También, según informaba el doctor McDonald, el motivo de que la joven no hubiese hablado ni emitido sonido alguno, ni siquiera cuando su padre o marido fue abatido y yacía moribundo, era porque no tenía lengua. Según la opinión del doctor McDonald, la lengua no estaba cortada, sino que fue arrancada de un mordisco cerca de la raíz, o bien por la propia
Silenciosa
, o bien por otros.

Crozier se había quedado asombrado, no tanto por el hecho de que le faltase la lengua, sino al enterarse de que la joven esquimal era virgen. Había pasado el tiempo suficiente en el Ártico, especialmente durante la expedición de Parry, que invernó junto a un poblado esquimal, para saber que los nativos locales se tomaban las relaciones sexuales tan a la ligera que los hombres ofrecían a sus esposas e hijas a los balleneros o a los exploradores del Servicio de Descubrimientos a cambio de la baratija más sencilla.

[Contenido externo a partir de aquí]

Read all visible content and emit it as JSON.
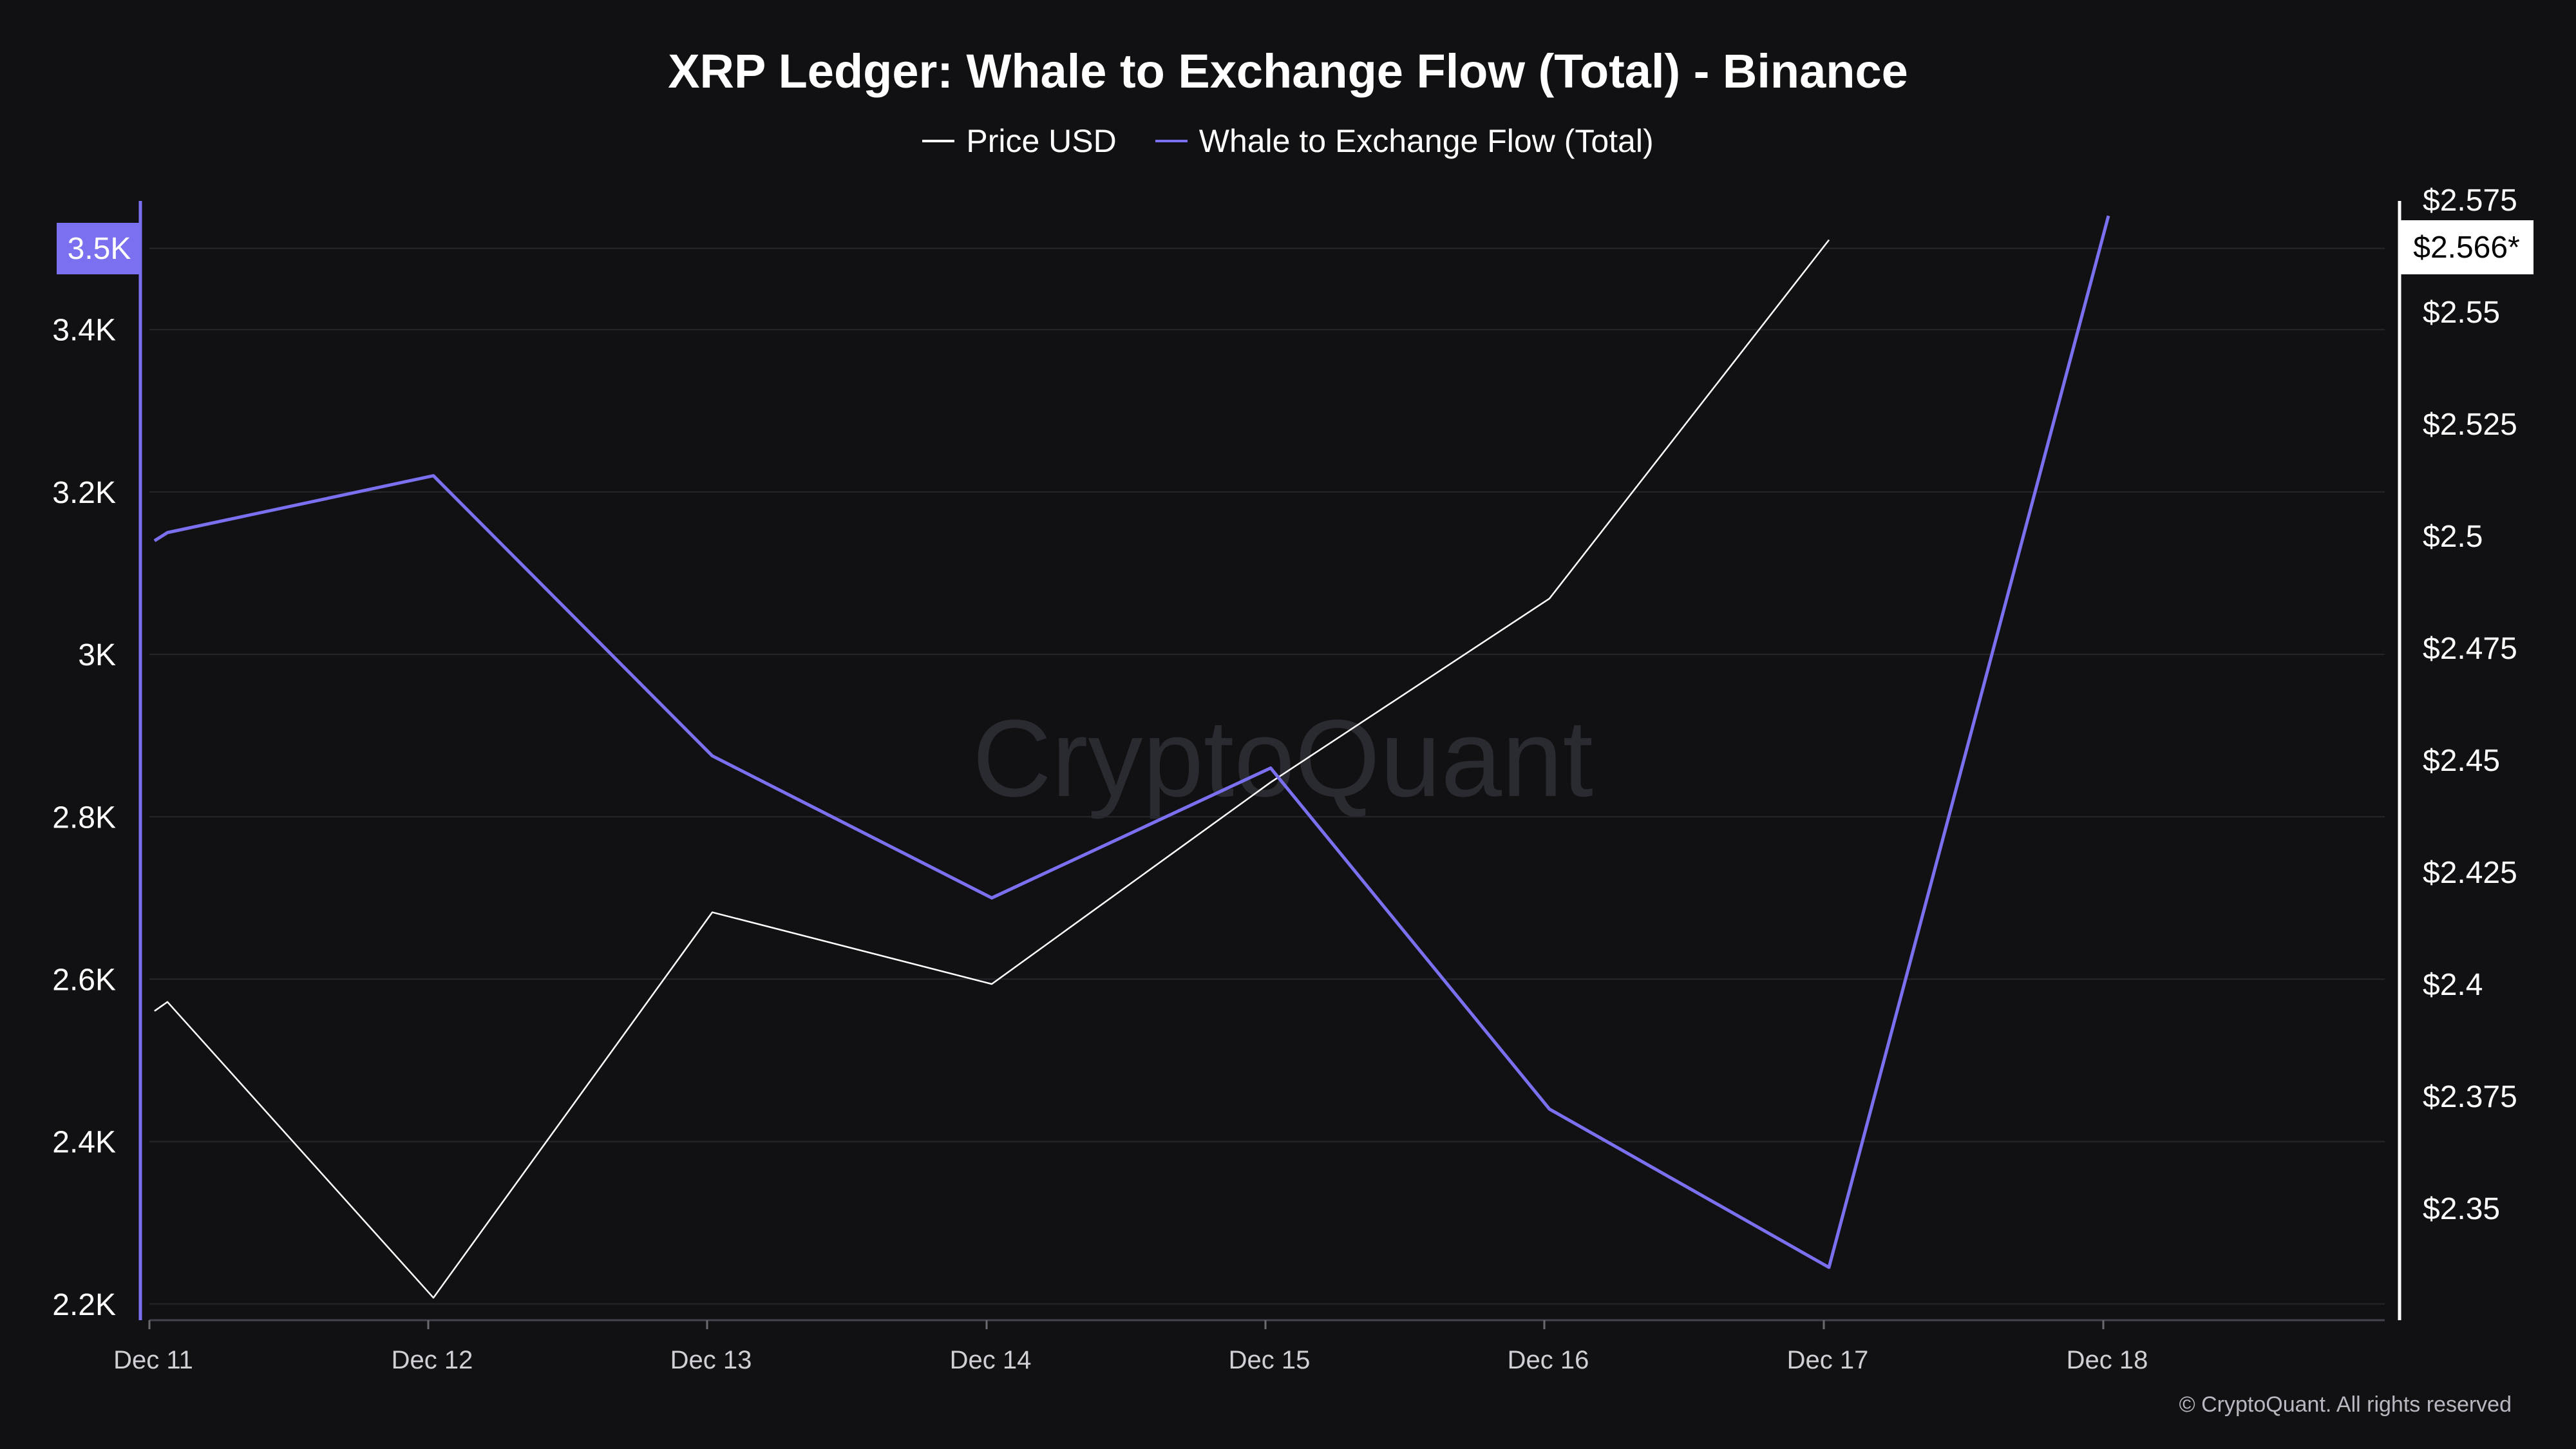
{
  "title": "XRP Ledger: Whale to Exchange Flow (Total) - Binance",
  "legend": [
    {
      "label": "Price USD",
      "color": "#ffffff"
    },
    {
      "label": "Whale to Exchange Flow (Total)",
      "color": "#7b70f0"
    }
  ],
  "watermark": "CryptoQuant",
  "copyright": "© CryptoQuant. All rights reserved",
  "badges": {
    "left_last_value": "3.5K",
    "right_last_value": "$2.566*"
  },
  "chart_data": {
    "type": "line",
    "title": "XRP Ledger: Whale to Exchange Flow (Total) - Binance",
    "x": [
      "Dec 11",
      "Dec 11",
      "Dec 12",
      "Dec 13",
      "Dec 14",
      "Dec 15",
      "Dec 16",
      "Dec 17",
      "Dec 18"
    ],
    "x_ticks": [
      "Dec 11",
      "Dec 12",
      "Dec 13",
      "Dec 14",
      "Dec 15",
      "Dec 16",
      "Dec 17",
      "Dec 18"
    ],
    "left_axis": {
      "ticks": [
        "2.2K",
        "2.4K",
        "2.6K",
        "2.8K",
        "3K",
        "3.2K",
        "3.4K"
      ],
      "range": [
        2180,
        3560
      ]
    },
    "right_axis": {
      "ticks": [
        "$2.35",
        "$2.375",
        "$2.4",
        "$2.425",
        "$2.45",
        "$2.475",
        "$2.5",
        "$2.525",
        "$2.55",
        "$2.575"
      ],
      "range": [
        2.325,
        2.575
      ]
    },
    "series": [
      {
        "name": "Price USD",
        "axis": "right",
        "color": "#ffffff",
        "points": [
          {
            "x": "Dec 11",
            "y": 2.394
          },
          {
            "x": "Dec 11",
            "y": 2.396
          },
          {
            "x": "Dec 12",
            "y": 2.33
          },
          {
            "x": "Dec 13",
            "y": 2.416
          },
          {
            "x": "Dec 14",
            "y": 2.4
          },
          {
            "x": "Dec 15",
            "y": 2.445
          },
          {
            "x": "Dec 16",
            "y": 2.486
          },
          {
            "x": "Dec 17",
            "y": 2.566
          }
        ]
      },
      {
        "name": "Whale to Exchange Flow (Total)",
        "axis": "left",
        "color": "#7b70f0",
        "points": [
          {
            "x": "Dec 11",
            "y": 3140
          },
          {
            "x": "Dec 11",
            "y": 3150
          },
          {
            "x": "Dec 12",
            "y": 3220
          },
          {
            "x": "Dec 13",
            "y": 2875
          },
          {
            "x": "Dec 14",
            "y": 2700
          },
          {
            "x": "Dec 15",
            "y": 2860
          },
          {
            "x": "Dec 16",
            "y": 2440
          },
          {
            "x": "Dec 17",
            "y": 2245
          },
          {
            "x": "Dec 18",
            "y": 3540
          }
        ]
      }
    ]
  }
}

A veces, según sabía Crozier, las mujeres se ofrecían simplemente por diversión, riendo y cantando con otras mujeres o con los niños incluso mientras los marineros se esforzaban, bufaban y gemían entre las piernas de las mujeres sonrientes. Eran como animales. Los pellejos peludos que vestían podían ser su propia piel peluda, por lo que concernía a Francis Crozier.